Он приходил сюда поздно вечером, бездомный и несдающийся отец. По коридору нужно было пройти побыстрей и с оглядкой, чтобы не попасться на глаза коменданту или уборщицам. Ундервудное косноязычие правил внутреннего распорядка неумолимо воспрещало ночевки посторонних. Но как только Степан без стука открывал желанную дверь с номером 23, теплый, пеленочный визг встречал его домашне и дружественно. Он вешал пахнущую морозом и прифронтовыми вокзалами шинель на оконную ручку, выкладывал на одеяло перед женой пакет с яблоками, целовал ее жесткие темные губы и подсаживался на краешек постели. В тихом союзническом шепоте — о дне, о деньгах, о первых ботинках для Агнессы — сидели они до той минуты, когда веселый грубый голос Анны Дубыни, третьекурсницы и старожилки, возвещал о том, что коммунальный чайник вскипел.
Все пересаживались за длинный некрашеный стол, пили чай, отдающий жестью, косясь в развернутый рядом учебник. Кулаков был единственный мужчина за этим столом, один среди двенадцати матерей, таких различных лицами, очертаньями станов, тонами кожи, и все же единых перед ним, чужаком в косоворотке и брюках, — единых легкостью своих простеньких блузок (на кнопках, чтобы легче вынуть грудь), круглотой оголенных рук, всем теплом и нежностью зрелой женственности.
За полтора месяца, что он проночевал в этой комнате, они привыкли к нему, не стеснялись кормить, говорить о поносах и молокоотсасывателях. Степан примелькался им, стал внутренней частью обихода, слился с тревогами материнства, с расчисленным течением академической зимы. И все же он был неосознанно заметен.

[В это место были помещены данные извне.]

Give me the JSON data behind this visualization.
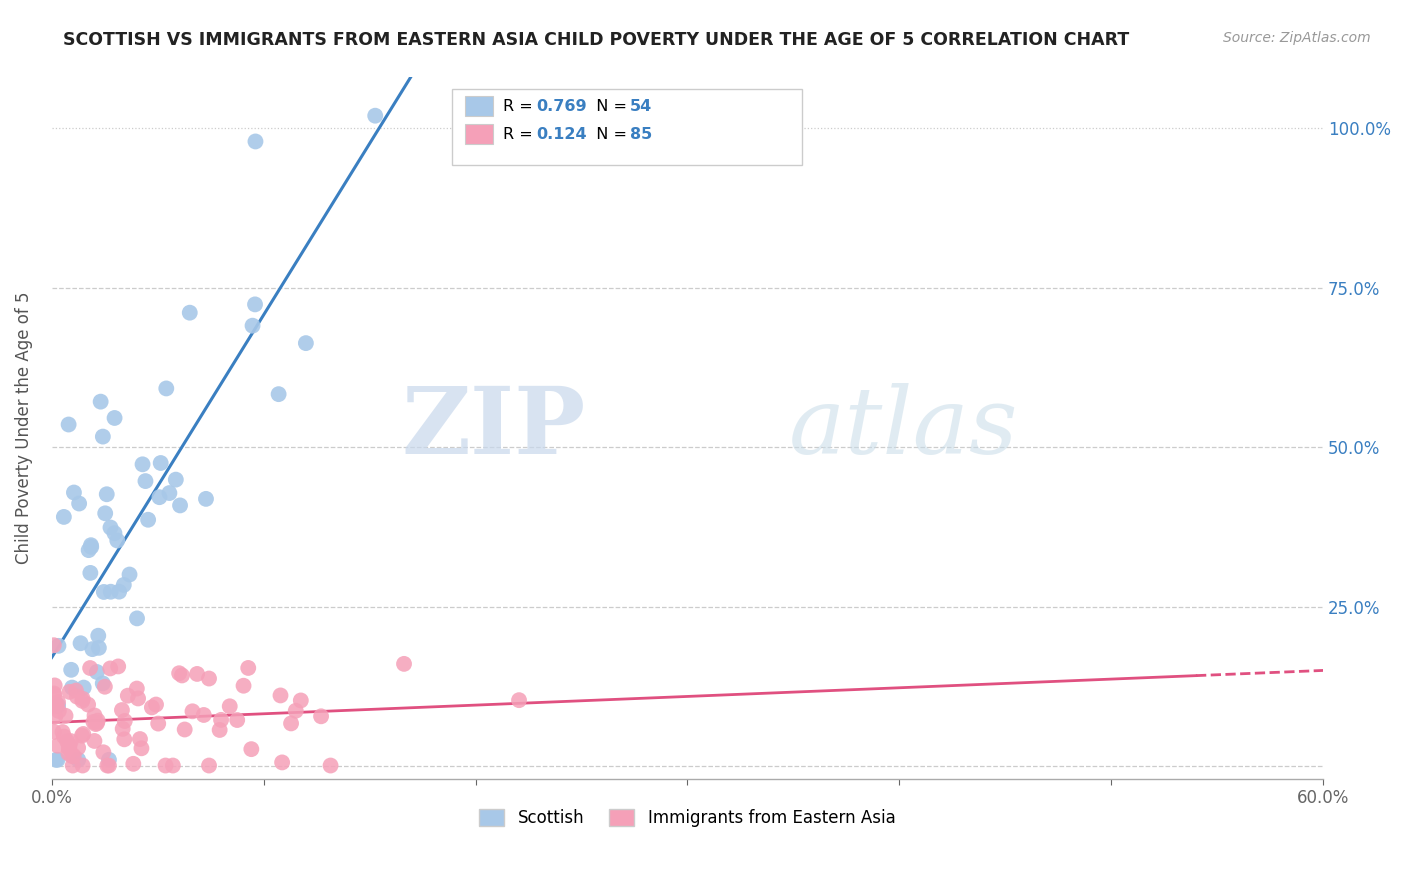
{
  "title": "SCOTTISH VS IMMIGRANTS FROM EASTERN ASIA CHILD POVERTY UNDER THE AGE OF 5 CORRELATION CHART",
  "source": "Source: ZipAtlas.com",
  "ylabel": "Child Poverty Under the Age of 5",
  "ytick_vals": [
    0.0,
    0.25,
    0.5,
    0.75,
    1.0
  ],
  "ytick_labels": [
    "",
    "25.0%",
    "50.0%",
    "75.0%",
    "100.0%"
  ],
  "xrange": [
    0.0,
    0.6
  ],
  "yrange": [
    -0.02,
    1.08
  ],
  "series1_label": "Scottish",
  "series1_R": 0.769,
  "series1_N": 54,
  "series1_color": "#a8c8e8",
  "series1_line_color": "#3a7fc1",
  "series2_label": "Immigrants from Eastern Asia",
  "series2_R": 0.124,
  "series2_N": 85,
  "series2_color": "#f5a0b8",
  "series2_line_color": "#e05080",
  "watermark_zip": "ZIP",
  "watermark_atlas": "atlas",
  "legend_text_color": "#3a7fc1",
  "background_color": "#ffffff",
  "grid_color": "#cccccc",
  "axis_color": "#aaaaaa",
  "title_color": "#222222",
  "ylabel_color": "#555555",
  "xtick_color": "#666666",
  "legend_border_color": "#cccccc"
}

Созерцание его крупных скул в белом крестьянском пуху, толстых плеч, басистый, с запинкой, говор какими-то неясными путями приводили мысль к одному, важному для всех, — к тому, от чего они так недавно оторвались и чем, кормя, пеленая, убаюкивая, продолжали напряженно жить.
Прихлебывая чай по-кухарочьи, с блюдечка на трех пальцах, и невидяще глядя на Степана, Дубыня спрашивала Сану Багоеву, осетинку:
— Твой парень теперь уже скоро приедет, Санка?
— Он будет конец января на съезде. — И Багоева, тихая, с румяными щеками, чуть тронутыми слепым прикосновением оспы, добавляла застенчиво: — Еще двадцать шесть дней.
Санин, рыжеусый парень, вырастал перед нею живым и телесным, — как он введет ее за руку в номер Дома Советов, запрет дверь на ключ и глянет прямо в душу смеющимися горячими глазами.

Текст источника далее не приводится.